Binocular stereo matching is a crucial task in autonomous driving for accurately estimating the depth information of objects and scenes. This task, however, is challenging due to various ill-posed regions within binocular image pairs, such as repeated textures and weak textures which present complex correspondences between the points. Existing methods extract features from binocular input images mainly by relying on deep convolutional neural networks with a substantial number of convolutional layers, which may incur high memory and computation costs, thus making it hard to deploy in real-world applications. Additionally, previous methods do not consider the correlation between view unary features during the construction of the cost volume, thus leading to inferior results. To address these issues, a novel lightweight binocular-separated feature extraction module is proposed that includes a view-shared multi-dilation fusion module and a view-specific feature extractor. Our method leverages a shallow neural network with a multi-dilation modeling module to provide similar receptive fields as deep neural networks but with fewer parameters and better computational efficiency. Furthermore, we propose incorporating the correlations of view-shared features to dynamically select view-specific features during the construction of the cost volume. Extensive experiments conducted on two public benchmark datasets show that our proposed method outperforms the deep model-based baseline method (i.e., 13.6% improvement on Scene Flow and 2.0% on KITTI 2015) while using 29.7% fewer parameters. Ablation experiments show that our method achieves superior matching performance in weak texture and edge regions. The source code will be made publicly available.

查看原文本刊更多论文

高效双目立体匹配的双目分离建模

双目立体匹配是自动驾驶中准确估计物体和场景深度信息的关键任务。然而，由于双目图像对中存在各种病态区域，例如重复纹理和弱纹理，这些区域在点之间呈现复杂的对应关系，因此这项任务具有挑战性。现有的方法主要依靠具有大量卷积层的深度卷积神经网络从双眼输入图像中提取特征，这可能会产生较高的内存和计算成本，因此难以在实际应用中部署。此外，以往的方法在构建成本体积时没有考虑视图一元特征之间的相关性，导致结果较差。为了解决这些问题，提出了一种新的轻量级双筒分离特征提取模块，该模块包括一个视图共享的多扩张融合模块和一个视图特定的特征提取器。我们的方法利用具有多重膨胀建模模块的浅神经网络来提供与深度神经网络相似的接受场，但参数更少，计算效率更高。此外，我们建议在构建成本体积时结合视图共享特征的相关性来动态选择特定于视图的特征。在两个公共基准数据集上进行的大量实验表明，我们提出的方法优于基于深度模型的基线方法（即在场景流上提高13.6%，在KITTI 2015上提高2.0%），同时使用的参数减少了29.7%。烧蚀实验表明，该方法在弱纹理和边缘区域具有较好的匹配性能。源代码将公开提供。

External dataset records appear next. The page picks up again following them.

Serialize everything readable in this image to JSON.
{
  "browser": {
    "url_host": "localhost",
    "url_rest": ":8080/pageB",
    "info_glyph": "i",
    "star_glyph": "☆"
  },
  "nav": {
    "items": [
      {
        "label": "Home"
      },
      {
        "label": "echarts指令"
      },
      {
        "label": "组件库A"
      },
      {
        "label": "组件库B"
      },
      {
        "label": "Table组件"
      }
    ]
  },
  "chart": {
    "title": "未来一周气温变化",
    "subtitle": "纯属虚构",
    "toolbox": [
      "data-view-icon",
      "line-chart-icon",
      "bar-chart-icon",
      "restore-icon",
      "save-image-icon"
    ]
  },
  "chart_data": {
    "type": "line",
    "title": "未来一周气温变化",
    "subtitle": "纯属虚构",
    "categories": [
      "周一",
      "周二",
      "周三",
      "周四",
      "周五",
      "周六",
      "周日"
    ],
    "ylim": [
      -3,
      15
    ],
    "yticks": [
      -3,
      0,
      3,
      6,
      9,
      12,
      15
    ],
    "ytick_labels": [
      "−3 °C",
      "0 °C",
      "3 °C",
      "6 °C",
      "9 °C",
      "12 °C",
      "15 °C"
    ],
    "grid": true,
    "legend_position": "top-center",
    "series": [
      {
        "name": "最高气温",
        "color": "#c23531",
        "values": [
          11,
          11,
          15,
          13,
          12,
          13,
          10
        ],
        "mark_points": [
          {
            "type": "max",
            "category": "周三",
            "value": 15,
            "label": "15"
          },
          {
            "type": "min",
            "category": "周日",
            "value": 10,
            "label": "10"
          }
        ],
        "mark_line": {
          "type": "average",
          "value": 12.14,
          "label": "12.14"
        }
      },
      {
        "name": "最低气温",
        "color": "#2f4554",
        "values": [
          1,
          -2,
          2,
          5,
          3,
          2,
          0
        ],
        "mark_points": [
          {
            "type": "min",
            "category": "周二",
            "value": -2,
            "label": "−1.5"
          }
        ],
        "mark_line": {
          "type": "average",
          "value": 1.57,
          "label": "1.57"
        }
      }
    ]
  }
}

本文章由计算机程序翻译，如有差异，请以英文原文为准。

求助全文

约1分钟内获得全文求助全文

来源期刊

IEEE Transactions on Intelligent Transportation Systems 工程技术-工程：电子与电气

CiteScore

14.80

自引率

12.90%

发文量

1872

审稿时长

7.5 months

期刊介绍： The theoretical, experimental and operational aspects of electrical and electronics engineering and information technologies as applied to Intelligent Transportation Systems (ITS). Intelligent Transportation Systems are defined as those systems utilizing synergistic technologies and systems engineering concepts to develop and improve transportation systems of all kinds. The scope of this interdisciplinary activity includes the promotion, consolidation and coordination of ITS technical activities among IEEE entities, and providing a focus for cooperative activities, both internally and externally.